On the surface, this may be a strategy to maintain an edge over competitors such as the Swedish startup Lovable, which achieved unicorn status during its Series A funding last summer and relies on third-party LLMs. Nevertheless, Shlomo anticipates that others will train their own models — “at least those entities that have scaled sufficiently and generated enough velocity to gather ample data.” 

Jonathan Userovici, a general partner at VC firm Headline — whose portfolio encompasses AI companies like Mistral AI, but not Base44 — asserts that data is one of three essential components of defensibility for AI startups, alongside their distribution and technology stack. 

The result is that firms with robust brands are now leaning into their data and frameworks to bolster their defensibility, with Base44 exemplifying this trend. The company claims that the initial iteration of its LLM, Base1, was created and trained using a dataset derived from “tens of millions of genuine user interactions on the platform.” 

This dataset will continue to grow alongside the company; however, so too will that of its competitors.
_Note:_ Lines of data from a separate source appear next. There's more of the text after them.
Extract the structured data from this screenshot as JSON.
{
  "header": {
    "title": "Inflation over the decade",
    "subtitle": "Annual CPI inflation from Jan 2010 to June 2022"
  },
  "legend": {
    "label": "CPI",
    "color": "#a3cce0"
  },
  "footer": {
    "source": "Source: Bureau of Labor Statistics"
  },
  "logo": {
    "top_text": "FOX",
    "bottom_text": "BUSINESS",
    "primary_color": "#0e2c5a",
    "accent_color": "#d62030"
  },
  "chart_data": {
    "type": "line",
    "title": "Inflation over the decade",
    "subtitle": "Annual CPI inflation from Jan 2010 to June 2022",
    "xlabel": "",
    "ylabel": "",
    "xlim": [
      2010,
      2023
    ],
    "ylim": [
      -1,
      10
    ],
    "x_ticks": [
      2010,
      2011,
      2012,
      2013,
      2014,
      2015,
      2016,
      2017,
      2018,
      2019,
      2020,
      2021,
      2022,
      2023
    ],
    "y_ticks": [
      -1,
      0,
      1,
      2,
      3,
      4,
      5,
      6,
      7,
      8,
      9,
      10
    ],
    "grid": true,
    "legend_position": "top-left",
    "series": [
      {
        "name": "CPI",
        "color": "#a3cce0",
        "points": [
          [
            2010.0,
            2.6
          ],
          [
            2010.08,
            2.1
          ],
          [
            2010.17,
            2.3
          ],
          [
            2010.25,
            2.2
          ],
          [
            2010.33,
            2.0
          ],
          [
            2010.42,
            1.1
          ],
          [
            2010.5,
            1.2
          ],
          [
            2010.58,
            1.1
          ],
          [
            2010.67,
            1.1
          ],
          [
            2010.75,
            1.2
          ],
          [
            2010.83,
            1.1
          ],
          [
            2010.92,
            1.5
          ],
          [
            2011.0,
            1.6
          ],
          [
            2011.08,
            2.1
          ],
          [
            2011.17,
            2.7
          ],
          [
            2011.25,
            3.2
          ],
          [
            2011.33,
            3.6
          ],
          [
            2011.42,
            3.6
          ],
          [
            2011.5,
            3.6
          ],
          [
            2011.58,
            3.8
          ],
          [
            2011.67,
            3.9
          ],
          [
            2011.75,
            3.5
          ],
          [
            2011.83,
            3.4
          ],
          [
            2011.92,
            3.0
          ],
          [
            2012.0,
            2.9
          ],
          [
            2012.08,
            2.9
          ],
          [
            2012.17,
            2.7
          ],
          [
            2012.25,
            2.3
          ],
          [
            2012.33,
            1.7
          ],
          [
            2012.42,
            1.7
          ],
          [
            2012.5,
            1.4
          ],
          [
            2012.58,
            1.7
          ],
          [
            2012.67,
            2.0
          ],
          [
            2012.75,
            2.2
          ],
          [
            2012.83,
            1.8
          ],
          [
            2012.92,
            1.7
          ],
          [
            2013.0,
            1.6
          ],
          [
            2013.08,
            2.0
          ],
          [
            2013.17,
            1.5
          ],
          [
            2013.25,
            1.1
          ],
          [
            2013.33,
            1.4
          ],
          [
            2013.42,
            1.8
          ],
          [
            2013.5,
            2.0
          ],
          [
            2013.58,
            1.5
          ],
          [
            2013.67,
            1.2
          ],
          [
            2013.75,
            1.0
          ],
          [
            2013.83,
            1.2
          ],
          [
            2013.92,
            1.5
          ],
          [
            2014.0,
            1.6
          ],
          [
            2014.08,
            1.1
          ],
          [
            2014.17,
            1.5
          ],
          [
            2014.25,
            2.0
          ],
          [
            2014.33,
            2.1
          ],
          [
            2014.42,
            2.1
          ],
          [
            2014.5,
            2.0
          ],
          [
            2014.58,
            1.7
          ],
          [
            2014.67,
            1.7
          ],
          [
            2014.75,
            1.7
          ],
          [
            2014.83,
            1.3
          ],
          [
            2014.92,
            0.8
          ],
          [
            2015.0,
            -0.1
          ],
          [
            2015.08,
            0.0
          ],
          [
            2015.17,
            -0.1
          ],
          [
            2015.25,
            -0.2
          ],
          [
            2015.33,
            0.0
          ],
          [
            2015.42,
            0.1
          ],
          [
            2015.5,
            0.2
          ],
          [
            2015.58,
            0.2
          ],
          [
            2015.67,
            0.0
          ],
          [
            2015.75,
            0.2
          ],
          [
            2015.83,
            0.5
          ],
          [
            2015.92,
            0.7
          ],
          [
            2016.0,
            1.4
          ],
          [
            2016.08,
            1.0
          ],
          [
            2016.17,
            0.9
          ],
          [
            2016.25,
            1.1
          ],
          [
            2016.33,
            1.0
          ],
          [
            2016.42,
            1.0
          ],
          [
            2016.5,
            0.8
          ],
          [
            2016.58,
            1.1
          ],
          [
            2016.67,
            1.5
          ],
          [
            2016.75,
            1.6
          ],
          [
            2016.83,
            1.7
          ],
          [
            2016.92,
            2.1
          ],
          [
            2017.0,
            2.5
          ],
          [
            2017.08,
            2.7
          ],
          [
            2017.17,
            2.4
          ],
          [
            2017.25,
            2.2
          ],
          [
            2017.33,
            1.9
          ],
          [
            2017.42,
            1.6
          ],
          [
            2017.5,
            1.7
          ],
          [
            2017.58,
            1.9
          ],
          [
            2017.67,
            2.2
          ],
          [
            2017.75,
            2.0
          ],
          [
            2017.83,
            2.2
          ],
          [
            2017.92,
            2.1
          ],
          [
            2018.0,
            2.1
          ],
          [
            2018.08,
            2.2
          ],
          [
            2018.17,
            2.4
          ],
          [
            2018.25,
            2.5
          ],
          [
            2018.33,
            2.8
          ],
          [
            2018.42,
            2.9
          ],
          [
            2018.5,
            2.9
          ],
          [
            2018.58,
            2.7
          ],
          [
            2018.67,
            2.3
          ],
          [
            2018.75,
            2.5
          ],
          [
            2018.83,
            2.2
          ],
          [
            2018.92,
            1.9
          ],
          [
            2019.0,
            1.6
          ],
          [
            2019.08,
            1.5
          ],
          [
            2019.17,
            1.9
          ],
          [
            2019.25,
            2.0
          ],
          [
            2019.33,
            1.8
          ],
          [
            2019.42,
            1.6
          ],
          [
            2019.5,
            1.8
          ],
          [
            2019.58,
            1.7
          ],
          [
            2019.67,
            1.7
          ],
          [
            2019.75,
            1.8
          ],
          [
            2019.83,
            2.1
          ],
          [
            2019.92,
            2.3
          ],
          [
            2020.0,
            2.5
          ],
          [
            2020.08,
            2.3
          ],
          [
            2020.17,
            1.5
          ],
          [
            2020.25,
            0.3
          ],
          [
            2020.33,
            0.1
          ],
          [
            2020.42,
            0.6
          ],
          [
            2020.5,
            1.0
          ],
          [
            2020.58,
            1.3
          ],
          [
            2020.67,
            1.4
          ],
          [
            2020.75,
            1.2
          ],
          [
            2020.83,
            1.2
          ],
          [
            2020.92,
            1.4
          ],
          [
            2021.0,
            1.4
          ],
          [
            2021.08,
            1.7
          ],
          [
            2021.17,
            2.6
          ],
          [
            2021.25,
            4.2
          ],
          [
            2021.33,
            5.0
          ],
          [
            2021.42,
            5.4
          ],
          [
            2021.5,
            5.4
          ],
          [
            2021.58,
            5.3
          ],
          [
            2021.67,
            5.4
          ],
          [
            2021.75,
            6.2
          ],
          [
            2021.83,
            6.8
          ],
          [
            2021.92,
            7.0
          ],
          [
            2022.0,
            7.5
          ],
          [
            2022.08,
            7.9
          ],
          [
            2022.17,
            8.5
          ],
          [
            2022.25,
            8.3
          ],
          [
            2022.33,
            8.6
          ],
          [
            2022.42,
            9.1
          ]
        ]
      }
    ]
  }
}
The most significant rivalry may not emerge from vibe-coding startups, but from frontier AI laboratories encroaching on Base44’s territory — both Cursor and Grok’s parent company, xAI, are now part of SpaceX, and Claude Code has emerged as a vibe coding contender in its own right. 

This allows Anthropic and other foundational AI providers to access data and feedback mechanisms to enhance models for application creation, yet Shlomo contends that specialization provides Base44 with a competitive advantage. “Models are evolving, but they’ll remain quite general in their capabilities,” he predicted.

Userovici urges caution against underestimating frontier models, referencing the legal tech startup Harvey, which reversed its decision to develop its own model. He does not foresee applied AI companies collectively transitioning into frontier labs but contextualizes Base44’s initiative within a wider framework — where inference costs have become a pivotal part of the landscape.

Userovici notes that this cost pressure has instigated changes now being demanded by enterprise customers. “They don’t necessarily perceive a [return on investment] when utilizing the latest models for all use cases, leading to the establishment of entire infrastructures aimed at orchestration and optimization to select the appropriate models for them, ensuring costs don’t escalate while preserving similar performance across the majority of applications.”

Although enterprise companies still constitute a minority among users of vibe coding platforms, they represent a growing portion of revenue, and users of all sizes are beginning to voice concerns over AI usage costs. Base44’s decision to craft its own LLM is influenced by various factors, with cost reduction likely being among the advantages.

“We aim to develop a model that’s more aligned with our vision, optimized to reflect what users appreciate in terms of the outcomes we’re achieving, and is ultimately quicker and less expensive for customers compared to using frontier models like Opus,” Shlomo remarked.

Concerning Base44, the path toward cost reduction isn’t straightforward. In a press release, the company clarified that “ownership of the model grants Base44 direct authority over compute and inference expenses, which is anticipated to yield a structurally stronger margin profile over time.” 

Even with a delayed benefit, enhanced margins would be advantageous for Base44’s parent company, which has recently announced layoffs affecting 20% of its workforce. Conversely, Base44 has been increasing its headcount since the acquisition — and disclosed that it surpassed $100 million in annual recurring revenue a few months ago.

That still trails Lovable, which announced hitting $500 million in ARR earlier this month. However, Shlomo is confident that the “significant engineering effort” involved in developing Base1 will solidify Base44’s status as the “only vertically integrated vibe-coding application — meaning, in Userovici’s view, a player that possesses its distribution, data, and infrastructure simultaneously.

This article was updated to clarify Base44’s location.